Campaign

Trump reelection campaign readying first major ad campaign

President Trump’s reelection campaign is preparing its first major wave of television ads for the general election as it works to blunt a slide in Trump’s approval ratings a little over six months before voters cast their ballots.

A Trump campaign official confirmed to The Hill that the campaign is dropping seven figures on a national ad spree “praising the President’s management of the coronavirus crisis.” The clips will air for a week starting on Sunday.

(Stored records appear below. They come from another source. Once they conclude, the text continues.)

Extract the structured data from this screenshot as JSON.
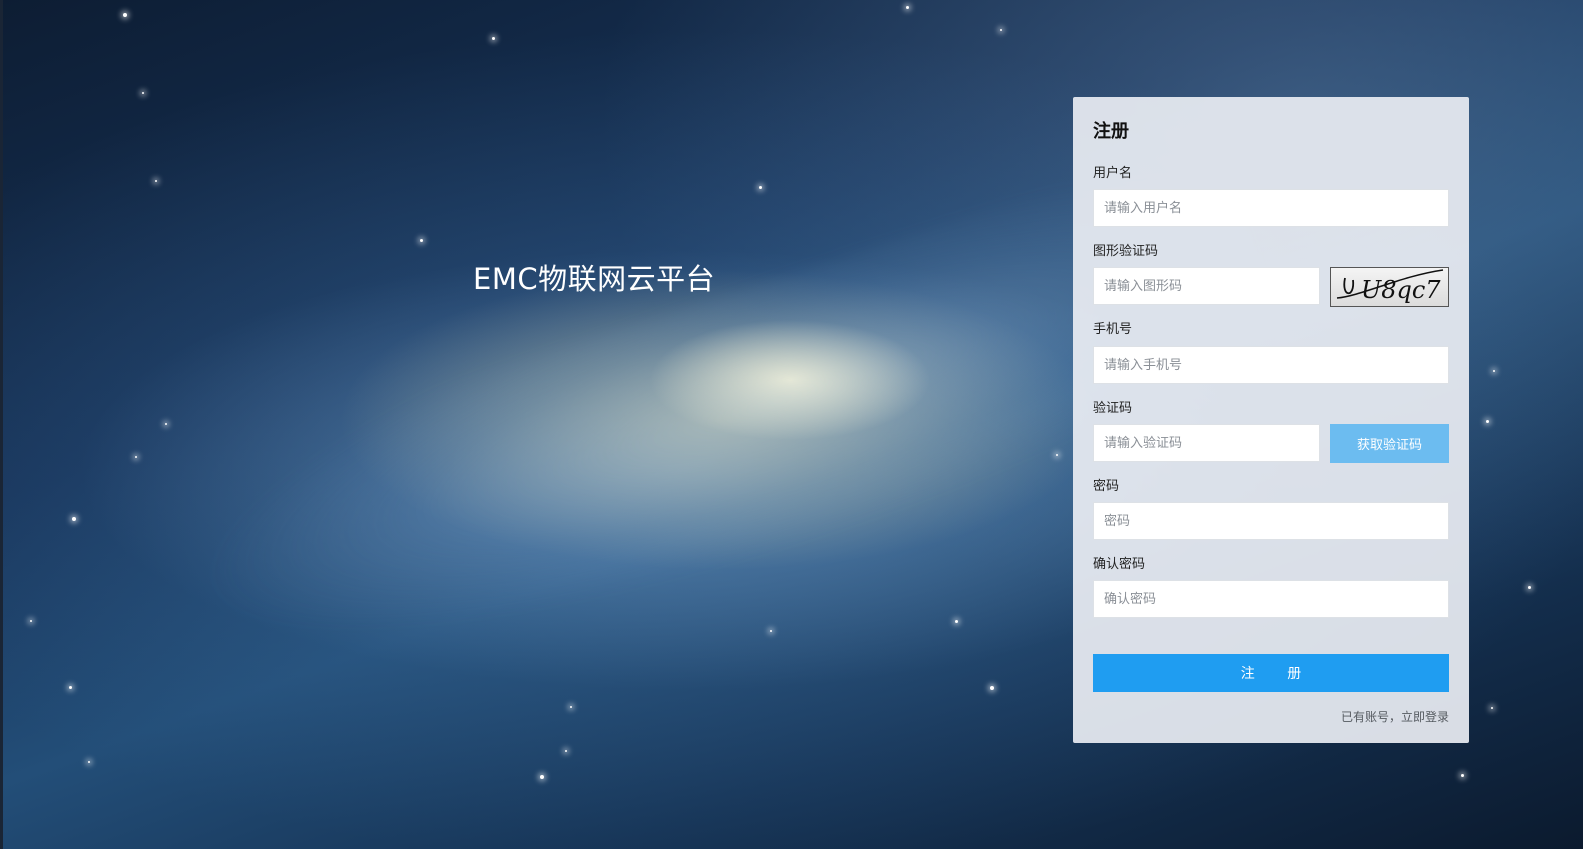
{
  "app": {
    "platform_title": "EMC物联网云平台"
  },
  "register_form": {
    "heading": "注册",
    "username": {
      "label": "用户名",
      "placeholder": "请输入用户名",
      "value": ""
    },
    "image_captcha": {
      "label": "图形验证码",
      "placeholder": "请输入图形码",
      "value": "",
      "captcha_text": "U8qc7"
    },
    "phone": {
      "label": "手机号",
      "placeholder": "请输入手机号",
      "value": ""
    },
    "sms_code": {
      "label": "验证码",
      "placeholder": "请输入验证码",
      "value": "",
      "button_label": "获取验证码"
    },
    "password": {
      "label": "密码",
      "placeholder": "密码",
      "value": ""
    },
    "confirm_password": {
      "label": "确认密码",
      "placeholder": "确认密码",
      "value": ""
    },
    "submit_label": "注 册",
    "login_link": "已有账号，立即登录"
  },
  "colors": {
    "primary_button": "#1f9df1",
    "secondary_button": "#6cbcf0",
    "panel_background": "#e8ecf2"
  }
}
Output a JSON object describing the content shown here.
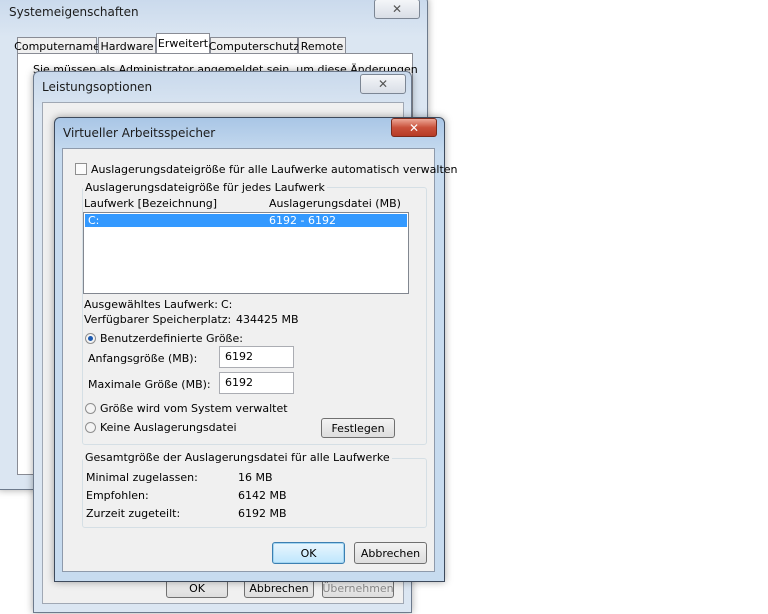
{
  "sys_window": {
    "title": "Systemeigenschaften",
    "tabs": [
      "Computername",
      "Hardware",
      "Erweitert",
      "Computerschutz",
      "Remote"
    ],
    "active_tab": "Erweitert",
    "notice": "Sie müssen als Administrator angemeldet sein, um diese Änderungen",
    "close_label": "✕"
  },
  "perf_window": {
    "title": "Leistungsoptionen",
    "close_label": "✕",
    "buttons": {
      "ok": "OK",
      "cancel": "Abbrechen",
      "apply": "Übernehmen"
    }
  },
  "vm_dialog": {
    "title": "Virtueller Arbeitsspeicher",
    "close_label": "✕",
    "auto_manage_label": "Auslagerungsdateigröße für alle Laufwerke automatisch verwalten",
    "auto_manage_checked": false,
    "per_drive_group": "Auslagerungsdateigröße für jedes Laufwerk",
    "list_headers": {
      "drive": "Laufwerk [Bezeichnung]",
      "size": "Auslagerungsdatei (MB)"
    },
    "drives": [
      {
        "drive": "C:",
        "size": "6192 - 6192",
        "selected": true
      }
    ],
    "selected_drive_label": "Ausgewähltes Laufwerk:",
    "selected_drive_value": "C:",
    "free_space_label": "Verfügbarer Speicherplatz:",
    "free_space_value": "434425 MB",
    "custom_size_label": "Benutzerdefinierte Größe:",
    "initial_size_label": "Anfangsgröße (MB):",
    "initial_size_value": "6192",
    "max_size_label": "Maximale Größe (MB):",
    "max_size_value": "6192",
    "system_managed_label": "Größe wird vom System verwaltet",
    "no_paging_label": "Keine Auslagerungsdatei",
    "selected_option": "custom",
    "set_button": "Festlegen",
    "totals_group": "Gesamtgröße der Auslagerungsdatei für alle Laufwerke",
    "min_allowed_label": "Minimal zugelassen:",
    "min_allowed_value": "16 MB",
    "recommended_label": "Empfohlen:",
    "recommended_value": "6142 MB",
    "allocated_label": "Zurzeit zugeteilt:",
    "allocated_value": "6192 MB",
    "ok_button": "OK",
    "cancel_button": "Abbrechen"
  }
}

The campaign is expected to follow its blitz with a round of ads criticizing former Vice President Joe Biden, the presumptive Democratic nominee, according to Politico, which first reported on the Trump campaign’s advertising efforts.

The new ads mark a reversal for the Trump campaign, which had resisted going on the airwaves in part to avoid the perception that it was seeking to politicize the coronavirus crisis. However, GOP officials appeared alarmed in recent days over early warning signs about Trump’s reelection prospects.

After the president enjoyed an initial polling bounce, recent surveys have shown a noticeable drop both in Trump’s overall approval rating and voters’ approval of his handling of the pandemic, which has infected more than a million people in the country.

Trump was also reportedly presented with internal polling showing that he trails Biden in several key states, which some officials told reporters led to the president lashing out at his campaign chief.

Nevertheless, Trump and White House officials have become increasingly bullish about his administration’s response to the coronavirus and the ensuing recovery, which have become the cornerstone of the 2020 race.

Senior White House adviser Jared Kushner said on Fox News on Wednesday that “a lot of the country should be back to normal” by June and “really rocking again” by July, adding that the federal response was a “great success story.” 

However, Democrats have launched a cavalcade of criticism against Trump’s efforts to combat the virus, saying he failed to heed early warnings of the disease’s seriousness. The White House’s response is currently the focus of a multimillion-dollar Democratic ad blitz casting Trump as ineffective. 

“Donald Trump said he would put America first. And now, he has — the United States leads the world in coronavirus cases. More than 50,000 Americans dead, twice as many deaths as any other country. Over 26 million people have lost their jobs, and it’s only getting worse,” a narrator says in an ad sponsored by the liberal super PAC Priorities USA.

The Trump campaign has a hefty bank account to tap into to try to beat back the criticism, having nearly $100 million in the bank at the end of March, roughly quadrupling Biden’s cash on hand.